Byrd has not been one of the politicians I admire, though his stubborn insistence on the prerogatives of the Senate reflects one of the factors that kept the Constitution working until the Hill Republicans decided in 2001 to elevate party loyalty over institutional loyalty. And, given how tight things are in the Senate, it would be unnatural for conservatives not to be counting votes right now. (According to Nate Silver, under W.Va. law if a Senator dies the Governor – a Democrat – appoints an interim Senator. There would be a new election in November if the vacancy occurs before July 3. If it occurs later, then the interim would fill the rest of the term.) I don’t see any point in pretending that Sen. Byrd’s well-being is the only thing that should interest political junkies.
But the convention of not publicly saying unnecessarily vicious things about the terminally ill or recently deceased is one worth upholding. If the person in question isn’t one your admire but you have need to comment formally, you find something nice to say; if not, a decent silence is appropriate. De mortuis nil nisi bonum, and all that. Even Michelle Malkin knows that much.
Alas, the sort of conservatives who comment on political websites are not, as Jeffrey Goldberg might say, toilet-trained. The comments on The Hill or Pajamas Media are about 80% nasty. Big Government is the worst, by a nose.
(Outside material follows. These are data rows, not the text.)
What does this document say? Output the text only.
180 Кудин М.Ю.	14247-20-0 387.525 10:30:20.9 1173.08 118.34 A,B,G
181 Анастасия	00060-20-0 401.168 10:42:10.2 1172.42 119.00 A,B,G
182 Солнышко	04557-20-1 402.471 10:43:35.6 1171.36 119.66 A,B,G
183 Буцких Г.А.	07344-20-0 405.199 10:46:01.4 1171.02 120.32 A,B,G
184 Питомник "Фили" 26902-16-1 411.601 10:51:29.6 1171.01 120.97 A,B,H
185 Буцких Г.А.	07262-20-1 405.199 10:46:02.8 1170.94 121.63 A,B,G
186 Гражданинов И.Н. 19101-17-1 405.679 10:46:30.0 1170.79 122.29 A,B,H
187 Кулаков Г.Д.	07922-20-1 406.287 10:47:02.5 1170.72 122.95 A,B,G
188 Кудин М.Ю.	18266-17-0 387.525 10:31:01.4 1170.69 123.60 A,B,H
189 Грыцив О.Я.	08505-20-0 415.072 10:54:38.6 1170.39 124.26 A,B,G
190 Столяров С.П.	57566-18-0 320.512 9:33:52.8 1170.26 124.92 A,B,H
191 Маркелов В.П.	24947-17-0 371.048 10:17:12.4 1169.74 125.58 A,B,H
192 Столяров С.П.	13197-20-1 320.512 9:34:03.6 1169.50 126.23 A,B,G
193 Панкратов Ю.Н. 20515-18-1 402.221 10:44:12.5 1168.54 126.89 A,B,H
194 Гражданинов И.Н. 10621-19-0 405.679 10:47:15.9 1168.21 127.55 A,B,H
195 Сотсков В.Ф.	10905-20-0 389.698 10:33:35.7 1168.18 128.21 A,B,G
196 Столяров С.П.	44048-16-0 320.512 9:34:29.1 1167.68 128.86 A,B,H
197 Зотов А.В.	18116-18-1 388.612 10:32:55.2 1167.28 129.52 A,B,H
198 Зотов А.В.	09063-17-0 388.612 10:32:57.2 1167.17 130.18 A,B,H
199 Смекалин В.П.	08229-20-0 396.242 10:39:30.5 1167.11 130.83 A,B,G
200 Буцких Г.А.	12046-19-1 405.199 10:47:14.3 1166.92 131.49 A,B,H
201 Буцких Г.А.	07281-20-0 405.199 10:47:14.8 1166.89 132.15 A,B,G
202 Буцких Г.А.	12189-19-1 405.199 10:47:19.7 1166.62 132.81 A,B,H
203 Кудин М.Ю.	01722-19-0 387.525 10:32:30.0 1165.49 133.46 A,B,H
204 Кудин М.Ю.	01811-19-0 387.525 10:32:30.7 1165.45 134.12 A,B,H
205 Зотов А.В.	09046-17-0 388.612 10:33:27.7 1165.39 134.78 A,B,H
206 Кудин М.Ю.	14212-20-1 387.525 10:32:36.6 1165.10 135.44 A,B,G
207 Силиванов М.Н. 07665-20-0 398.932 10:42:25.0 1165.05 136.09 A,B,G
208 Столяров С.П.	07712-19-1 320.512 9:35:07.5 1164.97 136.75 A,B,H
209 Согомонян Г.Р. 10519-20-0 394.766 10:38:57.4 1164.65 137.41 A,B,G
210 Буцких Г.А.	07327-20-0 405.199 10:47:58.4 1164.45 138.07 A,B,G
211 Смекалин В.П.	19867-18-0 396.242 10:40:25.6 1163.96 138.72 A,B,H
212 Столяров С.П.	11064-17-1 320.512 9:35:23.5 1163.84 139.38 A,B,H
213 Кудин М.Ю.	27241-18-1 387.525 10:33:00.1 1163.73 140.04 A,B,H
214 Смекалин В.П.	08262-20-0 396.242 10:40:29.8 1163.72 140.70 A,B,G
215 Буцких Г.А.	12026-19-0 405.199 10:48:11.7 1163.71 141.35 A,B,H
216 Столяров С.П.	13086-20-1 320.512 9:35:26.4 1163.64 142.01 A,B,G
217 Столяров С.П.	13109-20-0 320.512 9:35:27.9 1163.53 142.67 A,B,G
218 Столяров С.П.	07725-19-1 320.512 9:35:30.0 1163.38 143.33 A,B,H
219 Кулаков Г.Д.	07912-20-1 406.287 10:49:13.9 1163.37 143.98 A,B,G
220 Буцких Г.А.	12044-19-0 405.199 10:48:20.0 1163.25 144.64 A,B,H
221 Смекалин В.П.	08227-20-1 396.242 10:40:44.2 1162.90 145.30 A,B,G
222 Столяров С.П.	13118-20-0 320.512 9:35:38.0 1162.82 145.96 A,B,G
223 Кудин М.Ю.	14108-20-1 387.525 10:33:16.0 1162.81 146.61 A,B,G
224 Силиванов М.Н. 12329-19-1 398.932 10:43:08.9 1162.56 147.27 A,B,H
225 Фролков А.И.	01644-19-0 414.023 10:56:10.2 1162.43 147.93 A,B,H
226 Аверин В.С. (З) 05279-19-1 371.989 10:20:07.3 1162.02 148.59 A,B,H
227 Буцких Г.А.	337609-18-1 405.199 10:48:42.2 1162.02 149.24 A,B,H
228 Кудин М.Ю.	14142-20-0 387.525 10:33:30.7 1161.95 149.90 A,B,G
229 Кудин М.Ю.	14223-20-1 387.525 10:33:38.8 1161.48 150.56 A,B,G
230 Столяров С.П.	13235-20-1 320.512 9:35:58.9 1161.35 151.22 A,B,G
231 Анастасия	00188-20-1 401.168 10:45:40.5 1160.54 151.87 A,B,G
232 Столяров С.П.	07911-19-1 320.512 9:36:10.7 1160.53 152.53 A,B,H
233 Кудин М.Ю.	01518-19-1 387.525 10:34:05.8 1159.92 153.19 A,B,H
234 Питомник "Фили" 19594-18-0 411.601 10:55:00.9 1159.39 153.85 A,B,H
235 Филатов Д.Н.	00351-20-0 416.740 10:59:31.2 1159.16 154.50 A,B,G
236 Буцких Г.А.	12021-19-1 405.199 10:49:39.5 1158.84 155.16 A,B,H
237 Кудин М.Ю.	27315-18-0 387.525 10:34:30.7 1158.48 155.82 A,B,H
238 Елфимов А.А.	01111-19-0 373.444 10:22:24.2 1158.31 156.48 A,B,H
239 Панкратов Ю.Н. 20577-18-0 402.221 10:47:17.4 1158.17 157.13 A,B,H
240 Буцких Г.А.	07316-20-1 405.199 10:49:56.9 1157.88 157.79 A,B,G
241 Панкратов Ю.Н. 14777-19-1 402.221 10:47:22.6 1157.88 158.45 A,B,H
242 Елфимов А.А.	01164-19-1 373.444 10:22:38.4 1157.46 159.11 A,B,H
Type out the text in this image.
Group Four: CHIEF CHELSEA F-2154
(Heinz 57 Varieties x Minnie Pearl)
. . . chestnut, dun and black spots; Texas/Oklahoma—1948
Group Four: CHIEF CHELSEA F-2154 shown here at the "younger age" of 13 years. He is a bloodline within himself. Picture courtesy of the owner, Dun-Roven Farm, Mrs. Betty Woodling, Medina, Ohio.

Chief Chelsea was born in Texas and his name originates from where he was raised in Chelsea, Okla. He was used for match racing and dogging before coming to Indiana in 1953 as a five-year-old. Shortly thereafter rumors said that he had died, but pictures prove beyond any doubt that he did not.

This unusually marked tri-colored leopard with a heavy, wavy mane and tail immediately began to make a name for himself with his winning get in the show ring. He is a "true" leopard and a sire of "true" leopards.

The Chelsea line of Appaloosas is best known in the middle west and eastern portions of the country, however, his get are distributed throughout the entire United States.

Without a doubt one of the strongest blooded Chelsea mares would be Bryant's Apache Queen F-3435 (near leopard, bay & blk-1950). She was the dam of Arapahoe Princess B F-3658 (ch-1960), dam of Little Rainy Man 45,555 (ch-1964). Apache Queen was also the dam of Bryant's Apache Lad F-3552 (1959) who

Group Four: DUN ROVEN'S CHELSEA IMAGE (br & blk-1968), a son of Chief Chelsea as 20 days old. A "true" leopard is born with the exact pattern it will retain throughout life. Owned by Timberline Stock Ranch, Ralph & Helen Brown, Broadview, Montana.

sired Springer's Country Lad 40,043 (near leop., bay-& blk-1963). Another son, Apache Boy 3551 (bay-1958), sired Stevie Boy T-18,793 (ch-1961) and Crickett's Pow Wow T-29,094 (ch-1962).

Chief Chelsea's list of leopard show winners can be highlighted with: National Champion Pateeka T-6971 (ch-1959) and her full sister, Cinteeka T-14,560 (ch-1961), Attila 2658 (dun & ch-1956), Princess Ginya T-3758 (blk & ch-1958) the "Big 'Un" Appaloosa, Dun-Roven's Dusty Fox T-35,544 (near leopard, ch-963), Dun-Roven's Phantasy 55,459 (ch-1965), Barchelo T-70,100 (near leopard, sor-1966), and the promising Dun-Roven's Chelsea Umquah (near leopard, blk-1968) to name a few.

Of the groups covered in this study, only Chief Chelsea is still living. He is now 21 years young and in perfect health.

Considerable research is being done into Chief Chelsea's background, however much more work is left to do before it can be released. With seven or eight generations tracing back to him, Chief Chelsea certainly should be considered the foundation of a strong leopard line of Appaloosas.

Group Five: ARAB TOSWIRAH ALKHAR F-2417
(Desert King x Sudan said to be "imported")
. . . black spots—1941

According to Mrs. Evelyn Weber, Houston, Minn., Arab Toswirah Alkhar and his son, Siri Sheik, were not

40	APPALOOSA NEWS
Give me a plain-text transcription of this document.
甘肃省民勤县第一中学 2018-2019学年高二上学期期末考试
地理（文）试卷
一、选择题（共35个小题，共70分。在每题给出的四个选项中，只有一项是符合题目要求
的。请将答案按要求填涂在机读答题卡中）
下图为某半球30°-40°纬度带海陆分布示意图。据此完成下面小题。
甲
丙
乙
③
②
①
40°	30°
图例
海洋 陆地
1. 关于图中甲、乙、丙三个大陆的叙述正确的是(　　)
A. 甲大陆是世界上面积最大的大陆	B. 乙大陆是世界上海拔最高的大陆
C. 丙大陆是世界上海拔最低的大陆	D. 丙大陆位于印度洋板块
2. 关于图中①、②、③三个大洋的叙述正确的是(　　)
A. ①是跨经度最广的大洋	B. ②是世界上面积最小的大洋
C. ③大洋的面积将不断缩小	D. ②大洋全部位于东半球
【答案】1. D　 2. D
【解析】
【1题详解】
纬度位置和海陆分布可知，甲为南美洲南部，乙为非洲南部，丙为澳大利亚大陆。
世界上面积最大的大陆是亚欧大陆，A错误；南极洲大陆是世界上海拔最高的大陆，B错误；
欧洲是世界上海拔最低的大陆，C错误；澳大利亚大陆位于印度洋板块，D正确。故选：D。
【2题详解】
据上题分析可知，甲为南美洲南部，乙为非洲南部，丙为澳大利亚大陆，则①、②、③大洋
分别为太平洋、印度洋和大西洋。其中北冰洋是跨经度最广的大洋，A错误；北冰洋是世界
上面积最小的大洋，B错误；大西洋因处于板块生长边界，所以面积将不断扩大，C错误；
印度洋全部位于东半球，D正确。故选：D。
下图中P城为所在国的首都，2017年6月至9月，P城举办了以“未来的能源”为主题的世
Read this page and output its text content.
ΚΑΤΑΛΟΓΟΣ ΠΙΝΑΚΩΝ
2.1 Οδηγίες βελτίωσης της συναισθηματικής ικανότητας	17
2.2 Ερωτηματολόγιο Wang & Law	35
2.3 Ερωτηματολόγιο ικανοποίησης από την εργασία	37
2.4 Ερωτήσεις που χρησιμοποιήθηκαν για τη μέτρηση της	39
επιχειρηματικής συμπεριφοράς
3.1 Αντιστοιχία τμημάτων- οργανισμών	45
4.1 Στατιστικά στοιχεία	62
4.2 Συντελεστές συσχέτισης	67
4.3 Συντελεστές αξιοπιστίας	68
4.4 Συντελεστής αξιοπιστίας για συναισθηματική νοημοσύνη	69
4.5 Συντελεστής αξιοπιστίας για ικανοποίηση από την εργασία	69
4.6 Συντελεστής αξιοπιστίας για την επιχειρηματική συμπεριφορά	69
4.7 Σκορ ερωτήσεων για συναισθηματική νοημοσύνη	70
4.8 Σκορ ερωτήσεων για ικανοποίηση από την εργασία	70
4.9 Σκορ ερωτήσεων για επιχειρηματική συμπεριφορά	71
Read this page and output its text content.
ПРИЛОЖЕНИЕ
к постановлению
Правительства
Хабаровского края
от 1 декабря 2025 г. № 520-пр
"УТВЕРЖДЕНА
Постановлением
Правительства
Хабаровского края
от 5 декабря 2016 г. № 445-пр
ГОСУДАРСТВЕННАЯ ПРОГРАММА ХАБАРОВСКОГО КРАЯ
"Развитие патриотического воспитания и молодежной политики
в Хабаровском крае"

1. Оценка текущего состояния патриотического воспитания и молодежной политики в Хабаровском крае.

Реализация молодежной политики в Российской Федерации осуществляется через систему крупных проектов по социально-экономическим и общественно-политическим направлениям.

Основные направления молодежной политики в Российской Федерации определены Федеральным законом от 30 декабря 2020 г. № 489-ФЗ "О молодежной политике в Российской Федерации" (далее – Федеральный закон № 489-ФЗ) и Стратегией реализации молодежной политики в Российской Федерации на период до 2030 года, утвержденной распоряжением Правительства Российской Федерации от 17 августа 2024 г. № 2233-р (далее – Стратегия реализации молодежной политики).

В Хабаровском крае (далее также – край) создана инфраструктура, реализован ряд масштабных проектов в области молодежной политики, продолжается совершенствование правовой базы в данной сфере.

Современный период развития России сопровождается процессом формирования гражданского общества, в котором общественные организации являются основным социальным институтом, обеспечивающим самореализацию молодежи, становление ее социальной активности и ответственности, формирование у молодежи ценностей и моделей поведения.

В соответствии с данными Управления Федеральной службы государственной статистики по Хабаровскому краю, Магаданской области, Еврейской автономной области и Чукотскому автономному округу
Not a little bit nasty: “too bad he didn’t die earlier” nasty and “he’s going to Hell” nasty and “the rest of the Democrats should die, too” nasty. About a third mention Byrd’s membership in the Klan, more than sixty years ago, leading to the usual “all-Democrats-are-racist” rant. Overall, a pretty disgusting display.
Yes, there are sites – Democrats.com for example – where liberals display this sort of behavior. But they’re marginal, and deliberately marginalized. I doubt this reflects a systematic personality difference across the political spectrum. Institutionally, though, the entire right side of the aisle has been seized by lunatics, and they’re setting the tone.
Really, it’s not good for the country.